We have a core group of faculty dedicated to this continuity clinic site: Valley Health Partners Lehigh Valley Physicians Practice (LVPP) in Allentown, Pennsylvania. This dedicated group of primary care faculty act as the primary preceptors of residents in the continuity clinic while also seeing their own patients alongside the residents. This model has improved patient care, continuity of care, and continuity of learning for the residents.
A novel ambulatory curriculum has been developed for the residency in this context as well. This curriculum consists of regular didactics that are primary care based with a focus on healthcare maintenance, preventive medicine and practice management (billing and coding). Sessions are also devoted to quality and process improvement around population health initiatives for the community we serve. These sessions are facilitated by the core teaching attendings based at the site.

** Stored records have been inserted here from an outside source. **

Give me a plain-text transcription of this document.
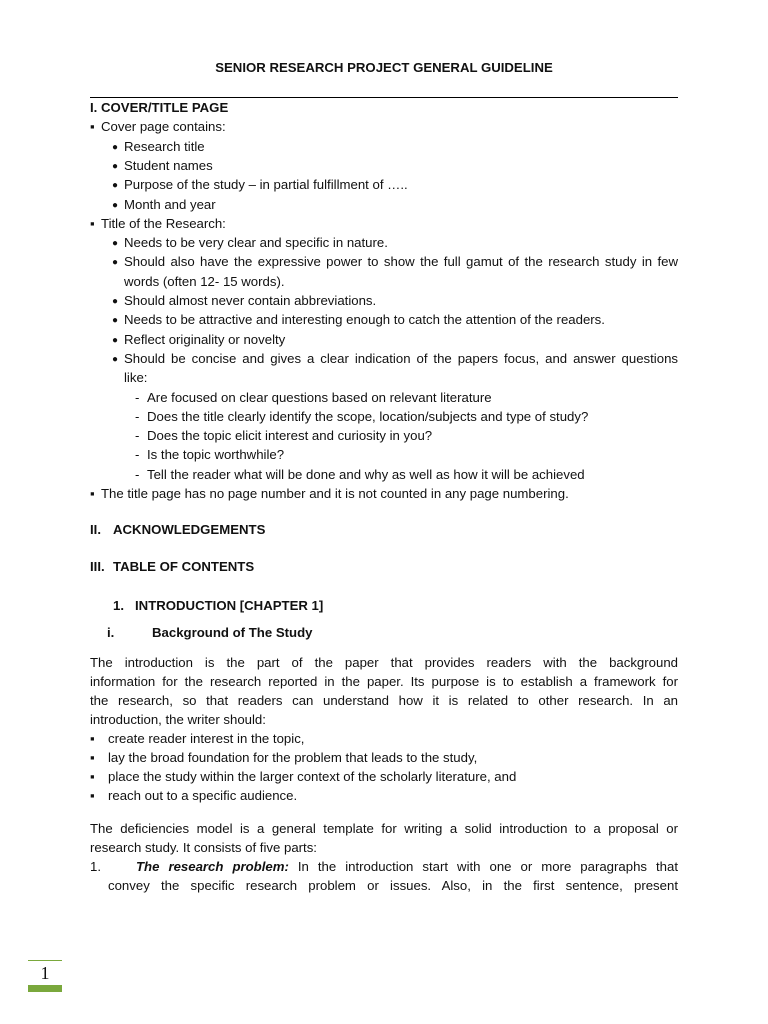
SENIOR RESEARCH PROJECT GENERAL GUIDELINE
I. COVER/TITLE PAGE
▪ Cover page contains:
● Research title
● Student names
● Purpose of the study – in partial fulfillment of …..
● Month and year
▪ Title of the Research:
● Needs to be very clear and specific in nature.
● Should also have the expressive power to show the full gamut of the research study in few
words (often 12- 15 words).
● Should almost never contain abbreviations.
● Needs to be attractive and interesting enough to catch the attention of the readers.
● Reflect originality or novelty
● Should be concise and gives a clear indication of the papers focus, and answer questions
like:
- Are focused on clear questions based on relevant literature
- Does the title clearly identify the scope, location/subjects and type of study?
- Does the topic elicit interest and curiosity in you?
- Is the topic worthwhile?
- Tell the reader what will be done and why as well as how it will be achieved
▪ The title page has no page number and it is not counted in any page numbering.
II. ACKNOWLEDGEMENTS
III. TABLE OF CONTENTS
1. INTRODUCTION [CHAPTER 1]
i.	Background of The Study
The introduction is the part of the paper that provides readers with the background
information for the research reported in the paper. Its purpose is to establish a framework for
the research, so that readers can understand how it is related to other research. In an
introduction, the writer should:
▪ create reader interest in the topic,
▪ lay the broad foundation for the problem that leads to the study,
▪ place the study within the larger context of the scholarly literature, and
▪ reach out to a specific audience.
The deficiencies model is a general template for writing a solid introduction to a proposal or
research study. It consists of five parts:
1.	The research problem: In the introduction start with one or more paragraphs that
convey the specific research problem or issues. Also, in the first sentence, present
1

In short, we have established a true team approach to primary care. With this renewed focus on the team model for patient care and designated weeks in continuity clinic, residents have spearheaded numerous quality and process improvements at LVPP. Residents learn to live the art of continuous quality improvement and develop skills that will help them be successful in primary care. Our goal is to maintain a residency ambulatory site that efficiently and effectively provides medical care to an underserved population while at the same time provides a meaningful educational platform for learners.